A quest to make sense of it all. Or a sense to make a quest of it all.

Tuesday, March 02, 2010


I mean, how many enchiladas do you need in order to feel full? Three? Five? Eleven? When is the hole filled?

According to Marketdata, Inc., Americans spent $58 billion dollars last year in the diet industry, including diet drinks, weight loss aids, meal replacement supplements, dieting books, etc. Yet we're still collectively obese. I can't figure out why.

Maybe it's because of this weird "not-enough" mentality so many of us carry around. As a recovering bulimic, I have no stones to throw on that one. Even I can't justify stuffing oneself to maximum capacity (and I especially can't justify feasting just to toss back the feast. It's a rather immoral sickness.). Why? Everyone knows that anything you're given on a restaurant plate is double or even triple what the average human actually needs. Why do we feel the need to clean those plates? Maybe because we paid for it and we feel like we have to get our money's worth? That's essentially paying someone to make you fat and uncomfortable. Why can't we say when enough is enough? "I'm satisfied with a third of this; I don't need any more of it." I think there's a countrywide epidemic of fear of loss and it's triggering overconsumption in absolutely everything. We're wealthy. We're well-fed. We have options. So why are we so uneasy? Why would anyone feel the need to go out and eat seven enchiladas when one or two will do the job? What's missing? We're not all athletes. Not many of us are particularly active.
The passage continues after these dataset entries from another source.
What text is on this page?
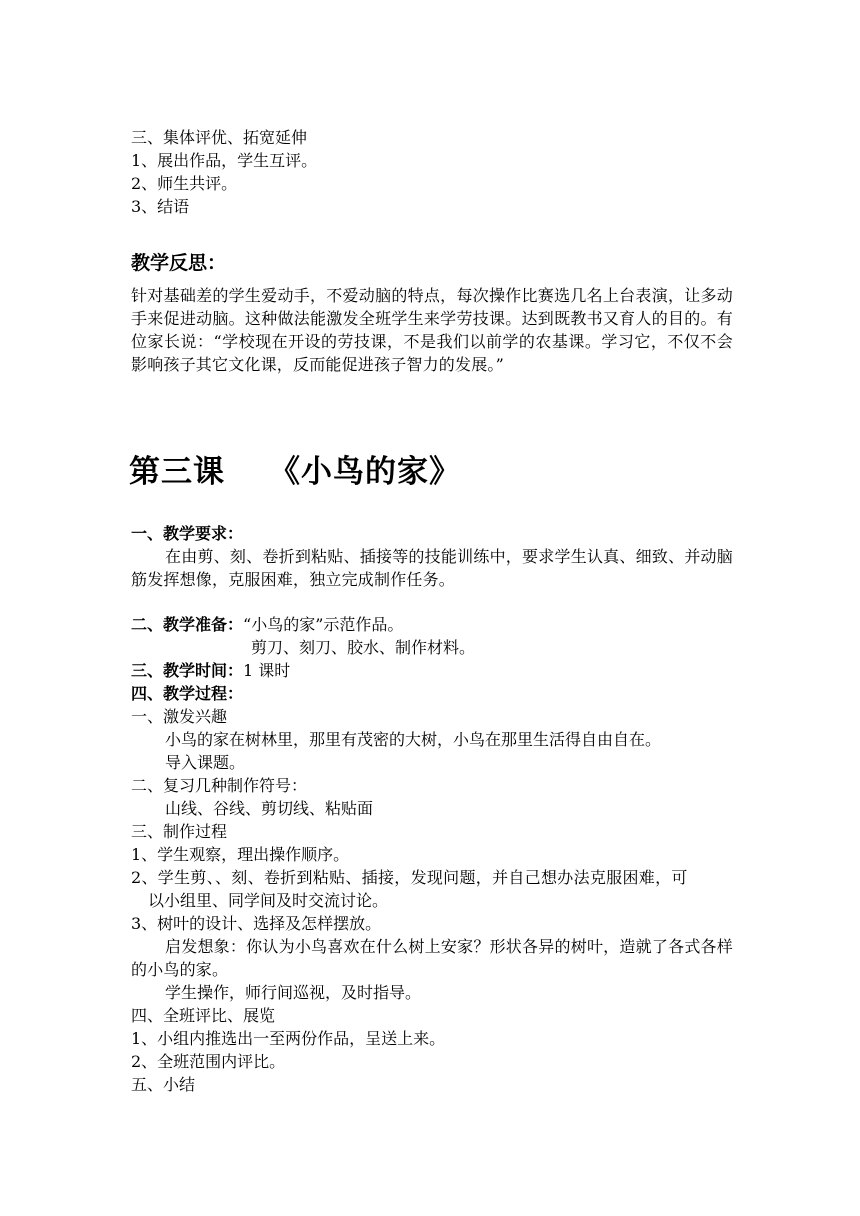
三、集体评优、拓宽延伸
1、展出作品，学生互评。
2、师生共评。
3、结语
教学反思：
针对基础差的学生爱动手，不爱动脑的特点，每次操作比赛选几名上台表演，让多动手来促进动脑。这种做法能激发全班学生来学劳技课。达到既教书又育人的目的。有位家长说：“学校现在开设的劳技课，不是我们以前学的农基课。学习它，不仅不会影响孩子其它文化课，反而能促进孩子智力的发展。”
第三课 《小鸟的家》
一、教学要求：
在由剪、刻、卷折到粘贴、插接等的技能训练中，要求学生认真、细致、并动脑筋发挥想像，克服困难，独立完成制作任务。
二、教学准备：“小鸟的家”示范作品。
剪刀、刻刀、胶水、制作材料。
三、教学时间：1 课时
四、教学过程：
一、激发兴趣
小鸟的家在树林里，那里有茂密的大树，小鸟在那里生活得自由自在。
导入课题。
二、复习几种制作符号：
山线、谷线、剪切线、粘贴面
三、制作过程
1、学生观察，理出操作顺序。
2、学生剪、、刻、卷折到粘贴、插接，发现问题，并自己想办法克服困难，可
以小组里、同学间及时交流讨论。
3、树叶的设计、选择及怎样摆放。
启发想象：你认为小鸟喜欢在什么树上安家？形状各异的树叶，造就了各式各样的小鸟的家。
学生操作，师行间巡视，及时指导。
四、全班评比、展览
1、小组内推选出一至两份作品，呈送上来。
2、全班范围内评比。
五、小结
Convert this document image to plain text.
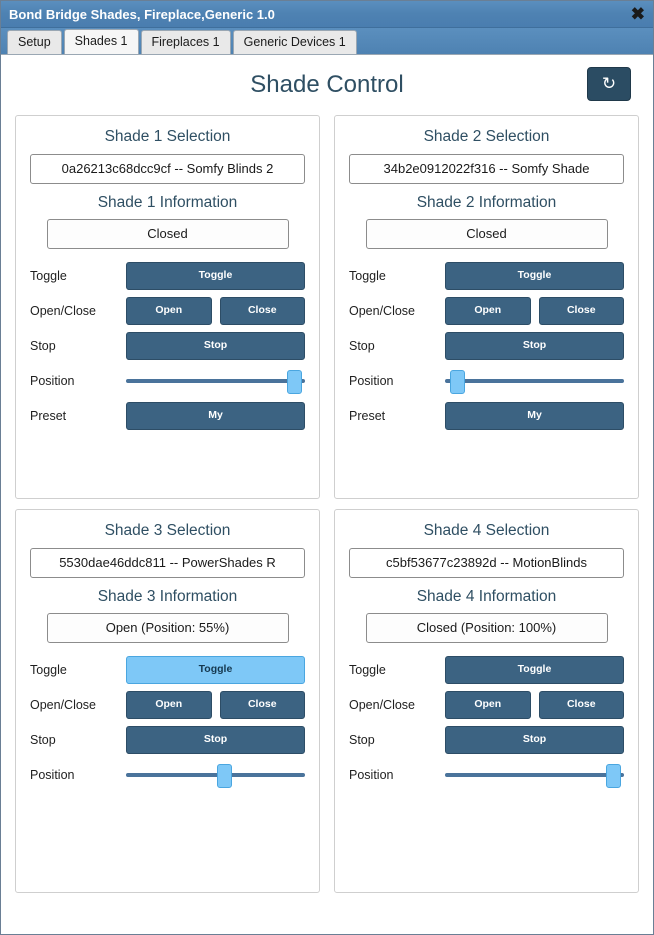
Bond Bridge Shades, Fireplace,Generic 1.0	✖
Setup	Shades 1	Fireplaces 1	Generic Devices 1
Shade Control	↻
Shade 1 Selection
0a26213c68dcc9cf -- Somfy Blinds 2
Shade 1 Information
Closed
Toggle	Toggle
Open/Close	Open	Close
Stop	Stop
Position
Preset	My
Shade 2 Selection
34b2e0912022f316 -- Somfy Shade
Shade 2 Information
Closed
Toggle	Toggle
Open/Close	Open	Close
Stop	Stop
Position
Preset	My
Shade 3 Selection
5530dae46ddc811 -- PowerShades R
Shade 3 Information
Open (Position: 55%)
Toggle	Toggle
Open/Close	Open	Close
Stop	Stop
Position
Shade 4 Selection
c5bf53677c23892d -- MotionBlinds
Shade 4 Information
Closed (Position: 100%)
Toggle	Toggle
Open/Close	Open	Close
Stop	Stop
Position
Thus, not many of us needs 4,000 calories a day, but that's what a great deal of us takes in. Ridiculous. It's psychological. It's like how children of the Depression grew up to hoard food. My granny does it. I know lots of grannies who keep canned food not only in the kitchen but in closets, sheds, even under the bed. To me, that is understandable. These people actually knew hunger. Not the hunger that comes from being too busy at work to get lunch, but hunger that comes from living on cornbread and not knowing where your next meal is coming from when the cornmeal is all gone and the shopkeeper can't feed his own family, let alone give you credit. I hold nothing against these elderly people who remember that, and they have a right to the "not-enough" mentality. But people my age? Please. We are children of the eighties. The majority of us never missed a meal, yet we're the worst about overconsumption now. We're the ones who will go to On The Border for the endless enchiladas special. We'll eat all those enchiladas (and chips and rice and beans and flan), and we'll wash it down with a 500-calorie margarita. And once we get home, we'll start snacking. And first thing in the morning, we'll head to McDonald's and take out a couple of biscuits and some hashbrowns when a banana or a bowl of oatmeal would have sufficed.
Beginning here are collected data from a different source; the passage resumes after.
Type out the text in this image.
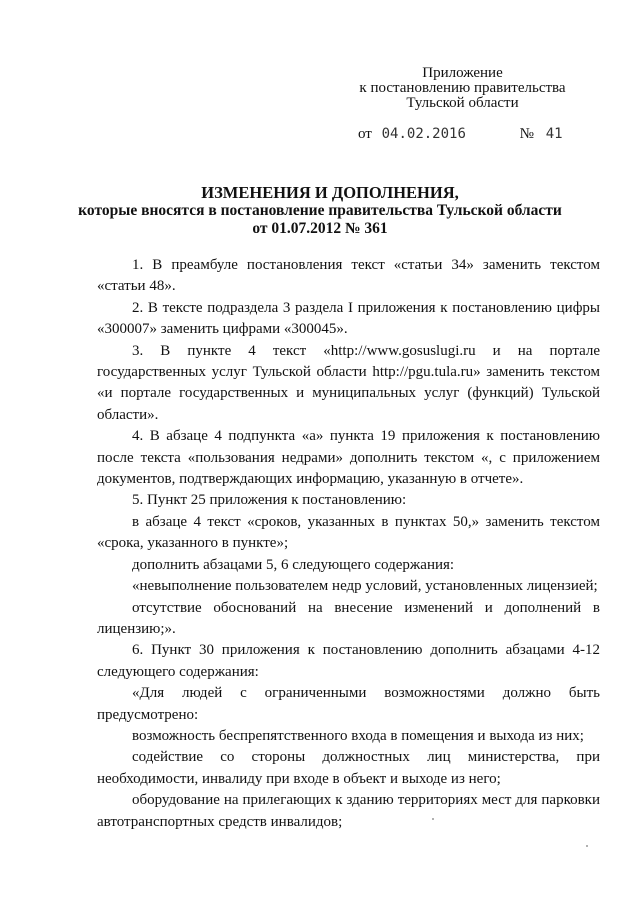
Приложение
к постановлению правительства
Тульской области
от 04.02.2016	№ 41
ИЗМЕНЕНИЯ И ДОПОЛНЕНИЯ,
которые вносятся в постановление правительства Тульской области
от 01.07.2012 № 361

1. В преамбуле постановления текст «статьи 34» заменить текстом «статьи 48».

2. В тексте подраздела 3 раздела I приложения к постановлению цифры «300007» заменить цифрами «300045».

3. В пункте 4 текст «http://www.gosuslugi.ru и на портале государственных услуг Тульской области http://pgu.tula.ru» заменить текстом «и портале государственных и муниципальных услуг (функций) Тульской области».

4. В абзаце 4 подпункта «а» пункта 19 приложения к постановлению после текста «пользования недрами» дополнить текстом «, с приложением документов, подтверждающих информацию, указанную в отчете».

5. Пункт 25 приложения к постановлению:

в абзаце 4 текст «сроков, указанных в пунктах 50,» заменить текстом «срока, указанного в пункте»;

дополнить абзацами 5, 6 следующего содержания:

«невыполнение пользователем недр условий, установленных лицензией;

отсутствие обоснований на внесение изменений и дополнений в лицензию;».

6. Пункт 30 приложения к постановлению дополнить абзацами 4-12 следующего содержания:

«Для людей с ограниченными возможностями должно быть предусмотрено:

возможность беспрепятственного входа в помещения и выхода из них;

содействие со стороны должностных лиц министерства, при необходимости, инвалиду при входе в объект и выходе из него;

оборудование на прилегающих к зданию территориях мест для парковки автотранспортных средств инвалидов;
I recently had someone ask me if I was ok, because it seemed I had somewhat lost my appetite: "I noticed you didn't eat much at dinner last night." What did I eat? I had two enchiladas, a taquito with guacamole, rice, and some chips! Enough food to fill up anyone. This is an example of how ridiculously our culture insists on eating, that after taking out all that food, anyone would think there was something wrong with me and that I hadn't eaten enough. It also shows how much I eat at other meals, that someone would find that highly adequate amount of food to be less than what I normally eat. Indeed, the next morning, I ate my weight in biscuits and gravy and breakfast meats. A banana would have sufficed.

I dunno where I'm going with this. Just that I think we're all so very sick inside. I don't know what we're all so afraid of, or why so many of us feel like gorging is the answer, and then turn around and buy treadmills we don't use and pills that make our hearts race. I don't know why some of us will hit every fast food restaurant on the strip and eat until the point of gastric rupture, purge, and repeat. Hmm. Maybe that's why anoretics are so haughty. They're really hungry as hell, but they at least have found a way to fill the hole; by not filling and refilling it with food. Not eating can be as much an activity and obsession as eating.

I do know that no one, no one, no one, needs an endless supply of any food in one night.